【仲村瞳の歌謡界偉人名言集】#70 美術デザイナー・三原康博の言葉

仲村瞳の歌謡界偉人名言集

作詞家、作曲家、編曲家、音楽プロデューサー、バンドマン、振付師、……そして、歌手。きらびやかな日本の歌謡界を支えてきた偉人たちを紹介するとともに、その方々が発したエネルギー溢れる言葉を伝えます。常軌を逸した言動の裏に、時代を牽引したパワーが隠されているのです! このコラムで、皆様の生活に少しでも艶と潤いが生まれることを願います。

このルーツはあれだとか、これはあの本からかな、これはあいつのあれかなとか分析できちゃうとダメなんだね、エネルギーにならない。だから勘違いも大事なんです

『ザ・ベストテンの作り方 音楽を絵にする仕事』(双葉社/三原康博 テレビ美術研究会・編)
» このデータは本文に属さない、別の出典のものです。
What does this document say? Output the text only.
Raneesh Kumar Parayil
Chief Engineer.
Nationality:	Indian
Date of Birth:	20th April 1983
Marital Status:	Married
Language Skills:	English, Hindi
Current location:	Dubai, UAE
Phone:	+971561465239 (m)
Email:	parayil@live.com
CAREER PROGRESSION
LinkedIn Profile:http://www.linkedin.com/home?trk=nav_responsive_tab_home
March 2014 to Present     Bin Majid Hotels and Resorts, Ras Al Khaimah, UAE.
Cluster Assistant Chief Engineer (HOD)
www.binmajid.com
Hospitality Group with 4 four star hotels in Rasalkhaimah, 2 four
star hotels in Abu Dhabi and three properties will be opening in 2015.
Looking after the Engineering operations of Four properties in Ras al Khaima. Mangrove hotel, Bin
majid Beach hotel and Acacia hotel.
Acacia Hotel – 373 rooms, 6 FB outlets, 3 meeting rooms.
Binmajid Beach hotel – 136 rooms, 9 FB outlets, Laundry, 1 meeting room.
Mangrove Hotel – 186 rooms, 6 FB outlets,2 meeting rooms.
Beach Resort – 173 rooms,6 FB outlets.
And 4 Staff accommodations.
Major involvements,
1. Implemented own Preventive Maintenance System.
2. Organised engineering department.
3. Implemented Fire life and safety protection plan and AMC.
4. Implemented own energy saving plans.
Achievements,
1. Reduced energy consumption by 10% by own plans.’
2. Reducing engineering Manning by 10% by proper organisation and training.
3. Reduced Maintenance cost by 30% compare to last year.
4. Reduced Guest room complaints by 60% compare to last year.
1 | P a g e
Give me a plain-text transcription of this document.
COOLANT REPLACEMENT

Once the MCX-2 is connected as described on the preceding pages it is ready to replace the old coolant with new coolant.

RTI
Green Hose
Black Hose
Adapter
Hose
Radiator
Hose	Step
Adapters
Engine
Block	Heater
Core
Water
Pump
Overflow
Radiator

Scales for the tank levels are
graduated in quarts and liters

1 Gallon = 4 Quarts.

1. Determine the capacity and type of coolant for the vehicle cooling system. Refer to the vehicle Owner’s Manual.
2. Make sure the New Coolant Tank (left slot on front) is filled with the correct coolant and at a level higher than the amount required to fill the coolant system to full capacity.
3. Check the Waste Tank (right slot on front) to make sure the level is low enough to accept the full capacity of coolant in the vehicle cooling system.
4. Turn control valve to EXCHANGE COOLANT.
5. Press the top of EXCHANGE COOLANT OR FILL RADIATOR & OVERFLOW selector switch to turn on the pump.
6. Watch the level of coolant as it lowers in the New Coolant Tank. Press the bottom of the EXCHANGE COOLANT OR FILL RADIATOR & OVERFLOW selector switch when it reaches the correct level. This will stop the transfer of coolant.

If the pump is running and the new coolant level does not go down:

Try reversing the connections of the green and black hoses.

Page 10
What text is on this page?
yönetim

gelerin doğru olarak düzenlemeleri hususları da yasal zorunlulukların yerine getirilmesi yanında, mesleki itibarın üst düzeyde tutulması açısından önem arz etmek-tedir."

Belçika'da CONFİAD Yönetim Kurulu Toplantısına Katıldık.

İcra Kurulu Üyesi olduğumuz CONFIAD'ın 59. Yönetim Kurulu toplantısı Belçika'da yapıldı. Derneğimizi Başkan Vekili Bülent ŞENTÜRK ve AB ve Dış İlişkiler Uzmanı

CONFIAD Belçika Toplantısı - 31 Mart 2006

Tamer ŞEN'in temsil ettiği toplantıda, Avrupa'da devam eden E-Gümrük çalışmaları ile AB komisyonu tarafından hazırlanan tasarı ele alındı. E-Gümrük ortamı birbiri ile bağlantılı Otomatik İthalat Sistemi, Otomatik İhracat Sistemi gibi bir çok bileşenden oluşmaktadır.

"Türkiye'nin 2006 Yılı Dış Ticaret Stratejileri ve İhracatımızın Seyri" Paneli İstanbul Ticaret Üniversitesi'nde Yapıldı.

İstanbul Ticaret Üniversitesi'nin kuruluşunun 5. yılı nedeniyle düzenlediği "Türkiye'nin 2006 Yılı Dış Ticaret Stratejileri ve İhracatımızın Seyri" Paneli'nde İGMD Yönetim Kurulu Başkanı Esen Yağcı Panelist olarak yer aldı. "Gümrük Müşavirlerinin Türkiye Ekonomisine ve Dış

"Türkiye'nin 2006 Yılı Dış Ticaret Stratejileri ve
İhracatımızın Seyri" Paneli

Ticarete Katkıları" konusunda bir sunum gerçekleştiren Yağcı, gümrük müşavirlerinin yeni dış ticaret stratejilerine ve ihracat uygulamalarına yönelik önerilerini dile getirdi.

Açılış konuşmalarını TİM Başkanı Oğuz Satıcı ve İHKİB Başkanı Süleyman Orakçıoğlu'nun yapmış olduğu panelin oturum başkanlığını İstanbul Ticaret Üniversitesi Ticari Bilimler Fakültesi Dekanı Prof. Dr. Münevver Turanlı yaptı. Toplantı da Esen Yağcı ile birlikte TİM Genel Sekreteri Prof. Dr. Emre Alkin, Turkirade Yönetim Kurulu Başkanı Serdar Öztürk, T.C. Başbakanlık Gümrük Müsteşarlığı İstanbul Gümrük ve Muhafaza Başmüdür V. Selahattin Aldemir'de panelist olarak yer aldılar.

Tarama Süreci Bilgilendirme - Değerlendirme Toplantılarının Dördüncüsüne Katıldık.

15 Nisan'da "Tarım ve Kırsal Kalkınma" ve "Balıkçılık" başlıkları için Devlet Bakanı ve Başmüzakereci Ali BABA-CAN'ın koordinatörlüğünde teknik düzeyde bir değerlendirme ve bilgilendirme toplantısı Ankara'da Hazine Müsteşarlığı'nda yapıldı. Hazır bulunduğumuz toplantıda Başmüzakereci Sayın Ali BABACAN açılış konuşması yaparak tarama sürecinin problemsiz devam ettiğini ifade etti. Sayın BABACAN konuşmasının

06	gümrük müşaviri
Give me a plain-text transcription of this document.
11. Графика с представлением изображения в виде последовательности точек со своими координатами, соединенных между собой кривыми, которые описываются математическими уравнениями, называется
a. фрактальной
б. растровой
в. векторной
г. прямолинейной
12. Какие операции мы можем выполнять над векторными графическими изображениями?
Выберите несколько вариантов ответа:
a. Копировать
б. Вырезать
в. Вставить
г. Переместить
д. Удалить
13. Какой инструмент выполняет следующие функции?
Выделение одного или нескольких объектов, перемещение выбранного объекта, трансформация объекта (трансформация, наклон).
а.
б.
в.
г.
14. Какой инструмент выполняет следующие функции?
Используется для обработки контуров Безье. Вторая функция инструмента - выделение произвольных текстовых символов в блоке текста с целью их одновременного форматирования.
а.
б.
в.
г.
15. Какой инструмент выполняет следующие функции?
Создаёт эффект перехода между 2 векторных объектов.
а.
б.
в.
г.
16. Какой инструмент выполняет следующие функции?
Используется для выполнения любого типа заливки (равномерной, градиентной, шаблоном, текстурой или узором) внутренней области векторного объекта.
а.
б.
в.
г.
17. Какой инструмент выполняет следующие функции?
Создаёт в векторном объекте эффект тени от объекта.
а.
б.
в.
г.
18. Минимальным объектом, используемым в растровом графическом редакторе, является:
伝説の音楽番組『ザ・ベストテン』(TBS)の美術セットを初回から10年間担当した、美術デザイナー界の巨匠・三原康博。今回の名言は、三原へのインタビューを中心に構成された『ザ・ベストテンの作り方 音楽を絵にする仕事』という本からの抜粋である。本によると当時の美術セットには、様々なアイデアや最新技術が駆使されていたことがわかる。三原は、「それが若い時って全部自分で作ったんだと勘違いできるんですよ。要するに天才だと思い込んじゃうわけ」と話す。しかし、「若い時に自分のひらめきだと思っていたものも、よくよく考えてみるといろんなところから知らないうちに刺激を受けて出てきているだけなんだなっていうのがよくわかる」とも語っている。クリエーターや表現者は、他者の様々な作品に触れ、それらが知らず知らずのうちに血となり肉となるということの大切さを伝えてくれている。

三原康博(みはらやすひろ)
1937年生まれ、東京都出身。東京芸術大学美術学部工芸科図案計画卒業。1961年、東京放送(現・TBS)に美術デザイナーとして入社。『ザ・ベストテン』を初回から10年間担当する。他に、『サウンド・イン”S”』、『輝く! 日本レコード大賞』、『東京音楽祭』などの音楽番組をはじめ、『報道特集』、『はなまるマーケット』など、多くのテレビ番組の美術を手がけた。テレビ番組の他にも、『美空ひばり35周年記念』、『山口百恵ファイナル武道館』など、舞台美術でも活躍している。1974年と1985年の2度にわたり、『輝く! 日本レコード大賞』において、優れた美術デザインに贈られる『伊藤熹朔賞・本賞』を受賞。1995年、美術センター理事に就任。1997年、TBSを定年退職する。2000年から2011年まで、NPOテレビ日本美術家協会初代理事長を務める(現在は顧問)。2002年、テレビ放送50年を記念して『テレビアートのすべて : テレビ放送50年』を出版。現在は、名古屋芸術大学音楽部客員教授。